In 1923, a year after TS Eliot published his lament, The Waste Land, the artist Käthe Kollwitz produced a harrowing woodcut called Hunger, which shows a woman weeping because she can’t feed her baby. Another of her prints depicts children holding up empty bowls. Perhaps worried her message wasn’t obvious enough, Kollwitz called this second work, Germany’s Children are Starving!
It’s hardly surprising that Kollwitz used pleading children to make her point. There’s something particularly abhorrent about their suffering, and such imagery is deployed today by aid organisations fighting mass starvation. Despite these efforts, every year more than three million children die from hunger. In absolute terms, the problem is getting worse. According to the World Food Programme, 2023 has already seen record levels, more than 345 million people, facing “high levels of food insecurity”.
A century on, and the safety nets put in place after World War II mean that western countries in the 2020s are unlikely to see a repeat of the mass deprivations of the 1920s.

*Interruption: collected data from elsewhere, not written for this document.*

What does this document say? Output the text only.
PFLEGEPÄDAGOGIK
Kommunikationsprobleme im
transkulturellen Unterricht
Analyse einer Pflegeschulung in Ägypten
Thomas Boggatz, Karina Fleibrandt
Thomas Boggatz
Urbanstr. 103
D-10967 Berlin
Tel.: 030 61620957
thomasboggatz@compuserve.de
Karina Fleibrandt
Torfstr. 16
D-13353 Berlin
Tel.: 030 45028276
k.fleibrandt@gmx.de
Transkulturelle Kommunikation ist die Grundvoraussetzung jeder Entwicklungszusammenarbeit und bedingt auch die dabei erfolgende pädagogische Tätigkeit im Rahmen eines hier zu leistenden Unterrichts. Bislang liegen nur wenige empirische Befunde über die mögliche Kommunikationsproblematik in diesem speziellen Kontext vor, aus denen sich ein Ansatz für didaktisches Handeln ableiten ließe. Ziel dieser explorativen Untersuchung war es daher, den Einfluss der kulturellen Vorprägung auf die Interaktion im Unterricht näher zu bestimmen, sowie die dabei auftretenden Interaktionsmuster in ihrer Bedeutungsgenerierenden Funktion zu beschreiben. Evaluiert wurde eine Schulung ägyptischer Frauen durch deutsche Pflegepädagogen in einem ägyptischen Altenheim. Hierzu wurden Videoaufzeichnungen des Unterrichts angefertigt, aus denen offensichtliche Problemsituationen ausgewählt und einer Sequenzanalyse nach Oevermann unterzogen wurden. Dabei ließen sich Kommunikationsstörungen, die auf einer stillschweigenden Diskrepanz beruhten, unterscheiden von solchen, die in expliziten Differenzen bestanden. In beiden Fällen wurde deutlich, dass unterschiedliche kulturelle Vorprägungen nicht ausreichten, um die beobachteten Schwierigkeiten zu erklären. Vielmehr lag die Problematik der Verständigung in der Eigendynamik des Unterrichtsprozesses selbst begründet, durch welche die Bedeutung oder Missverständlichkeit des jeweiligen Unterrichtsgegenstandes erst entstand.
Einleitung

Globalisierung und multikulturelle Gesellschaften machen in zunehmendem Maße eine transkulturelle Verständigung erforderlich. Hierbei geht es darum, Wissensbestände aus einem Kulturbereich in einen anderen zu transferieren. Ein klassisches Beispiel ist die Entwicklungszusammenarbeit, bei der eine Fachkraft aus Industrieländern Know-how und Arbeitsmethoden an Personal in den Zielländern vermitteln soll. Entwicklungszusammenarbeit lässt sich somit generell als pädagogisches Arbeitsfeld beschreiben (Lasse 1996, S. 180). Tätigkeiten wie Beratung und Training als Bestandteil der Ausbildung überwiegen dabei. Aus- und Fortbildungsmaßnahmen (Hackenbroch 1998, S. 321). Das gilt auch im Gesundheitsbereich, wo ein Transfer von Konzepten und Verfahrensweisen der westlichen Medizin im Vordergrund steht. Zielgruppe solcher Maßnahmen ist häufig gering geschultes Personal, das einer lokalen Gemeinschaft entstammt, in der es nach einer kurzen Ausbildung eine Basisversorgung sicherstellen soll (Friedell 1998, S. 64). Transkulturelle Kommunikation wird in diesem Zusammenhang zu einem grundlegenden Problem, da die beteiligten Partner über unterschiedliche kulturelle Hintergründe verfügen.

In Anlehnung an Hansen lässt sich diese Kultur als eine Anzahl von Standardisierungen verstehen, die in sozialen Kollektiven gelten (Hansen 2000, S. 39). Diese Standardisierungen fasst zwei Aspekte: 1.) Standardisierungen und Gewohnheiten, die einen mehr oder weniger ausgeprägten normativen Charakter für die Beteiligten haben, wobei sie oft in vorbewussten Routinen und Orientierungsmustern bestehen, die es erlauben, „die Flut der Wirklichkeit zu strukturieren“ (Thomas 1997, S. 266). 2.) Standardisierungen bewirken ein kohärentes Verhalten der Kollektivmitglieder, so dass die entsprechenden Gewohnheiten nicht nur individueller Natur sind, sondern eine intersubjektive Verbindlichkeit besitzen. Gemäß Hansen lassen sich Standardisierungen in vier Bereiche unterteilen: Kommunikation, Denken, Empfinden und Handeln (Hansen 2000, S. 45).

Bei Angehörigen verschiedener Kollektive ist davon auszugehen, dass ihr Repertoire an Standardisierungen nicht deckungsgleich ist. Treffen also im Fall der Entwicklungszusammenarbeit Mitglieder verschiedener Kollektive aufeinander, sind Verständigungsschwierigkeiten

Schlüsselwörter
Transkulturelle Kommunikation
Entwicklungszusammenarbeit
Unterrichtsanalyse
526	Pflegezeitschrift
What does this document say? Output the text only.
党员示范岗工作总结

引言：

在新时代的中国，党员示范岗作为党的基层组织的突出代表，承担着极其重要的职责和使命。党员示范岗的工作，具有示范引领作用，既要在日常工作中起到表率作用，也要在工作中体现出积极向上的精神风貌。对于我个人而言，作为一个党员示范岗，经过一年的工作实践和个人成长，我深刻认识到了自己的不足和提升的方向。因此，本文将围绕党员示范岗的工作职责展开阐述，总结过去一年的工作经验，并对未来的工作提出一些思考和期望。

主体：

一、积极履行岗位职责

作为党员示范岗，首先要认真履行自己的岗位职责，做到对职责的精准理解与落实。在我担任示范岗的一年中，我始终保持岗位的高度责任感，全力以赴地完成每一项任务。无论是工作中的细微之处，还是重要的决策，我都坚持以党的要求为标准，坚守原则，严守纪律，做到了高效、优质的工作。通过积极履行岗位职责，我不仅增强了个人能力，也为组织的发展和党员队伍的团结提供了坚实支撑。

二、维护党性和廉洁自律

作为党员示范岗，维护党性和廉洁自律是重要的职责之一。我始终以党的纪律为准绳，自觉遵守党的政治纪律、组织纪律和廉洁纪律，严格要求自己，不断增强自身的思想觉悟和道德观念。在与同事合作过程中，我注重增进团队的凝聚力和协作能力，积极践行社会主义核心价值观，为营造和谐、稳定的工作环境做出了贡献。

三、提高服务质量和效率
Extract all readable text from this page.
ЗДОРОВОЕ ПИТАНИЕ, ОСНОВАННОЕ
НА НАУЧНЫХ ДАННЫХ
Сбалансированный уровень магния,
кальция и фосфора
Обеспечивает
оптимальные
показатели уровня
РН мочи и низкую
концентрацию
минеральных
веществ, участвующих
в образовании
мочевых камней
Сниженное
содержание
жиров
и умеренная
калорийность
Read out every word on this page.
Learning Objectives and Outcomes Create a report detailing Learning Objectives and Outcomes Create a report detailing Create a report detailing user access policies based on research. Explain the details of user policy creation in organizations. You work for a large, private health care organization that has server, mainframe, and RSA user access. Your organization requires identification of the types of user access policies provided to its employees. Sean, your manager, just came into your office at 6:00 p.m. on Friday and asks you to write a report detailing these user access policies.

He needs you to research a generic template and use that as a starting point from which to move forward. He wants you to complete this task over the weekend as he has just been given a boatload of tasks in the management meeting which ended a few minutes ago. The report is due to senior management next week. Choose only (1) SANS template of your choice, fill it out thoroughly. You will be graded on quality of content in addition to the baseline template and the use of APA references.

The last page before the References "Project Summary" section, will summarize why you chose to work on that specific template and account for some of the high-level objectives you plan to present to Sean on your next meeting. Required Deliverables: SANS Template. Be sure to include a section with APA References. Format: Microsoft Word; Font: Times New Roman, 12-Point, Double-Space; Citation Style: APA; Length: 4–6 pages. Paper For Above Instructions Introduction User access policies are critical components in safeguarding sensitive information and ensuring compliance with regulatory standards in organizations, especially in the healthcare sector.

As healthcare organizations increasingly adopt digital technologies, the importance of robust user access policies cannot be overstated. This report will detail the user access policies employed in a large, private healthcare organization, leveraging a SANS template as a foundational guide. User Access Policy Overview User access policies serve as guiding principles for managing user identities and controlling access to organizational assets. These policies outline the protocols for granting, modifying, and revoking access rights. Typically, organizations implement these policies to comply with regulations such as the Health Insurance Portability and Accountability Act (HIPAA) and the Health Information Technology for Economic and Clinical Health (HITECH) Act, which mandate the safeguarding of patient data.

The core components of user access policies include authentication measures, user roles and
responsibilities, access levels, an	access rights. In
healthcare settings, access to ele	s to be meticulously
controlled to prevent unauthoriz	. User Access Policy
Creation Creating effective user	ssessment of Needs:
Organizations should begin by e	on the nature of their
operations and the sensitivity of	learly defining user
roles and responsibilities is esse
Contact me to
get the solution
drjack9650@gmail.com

Yet, with dramatic rises in food and energy prices, which hit the poor the hardest, those safety nets are fraying. The extent of the problem in the UK was exposed at the start of the covid pandemic, when the footballer and campaigner Marcus Rashford felt the need to ask: “Political affiliations aside, can we not all agree that no child should go to bed hungry?” While Rashford won his wrestle with Boris Johnson over free school meals, the numbers affected by food poverty have increased as the cost-of-living crisis has deepened. A report by the Food Foundation from January 2023 shows over nine million adults and over four million children in the UK regularly go hungry.
These are shocking statistics for the world’s sixth richest nation. Perhaps if there was a political consensus about starving kids representing a red line, as Rashford supposed, we might be some way towards solving the problem. Regrettably, recent years have only seen an increase in polarising rhetoric, which at its extreme has seen poverty portrayed as a “lifestyle choice”. More sickening still, ten million tonnes of food are thrown away in the UK every year. We are not alone – according to the UN Food and Agriculture Organization, approximately one third of all food is wasted, enough to feed the world’s starving at least twice over.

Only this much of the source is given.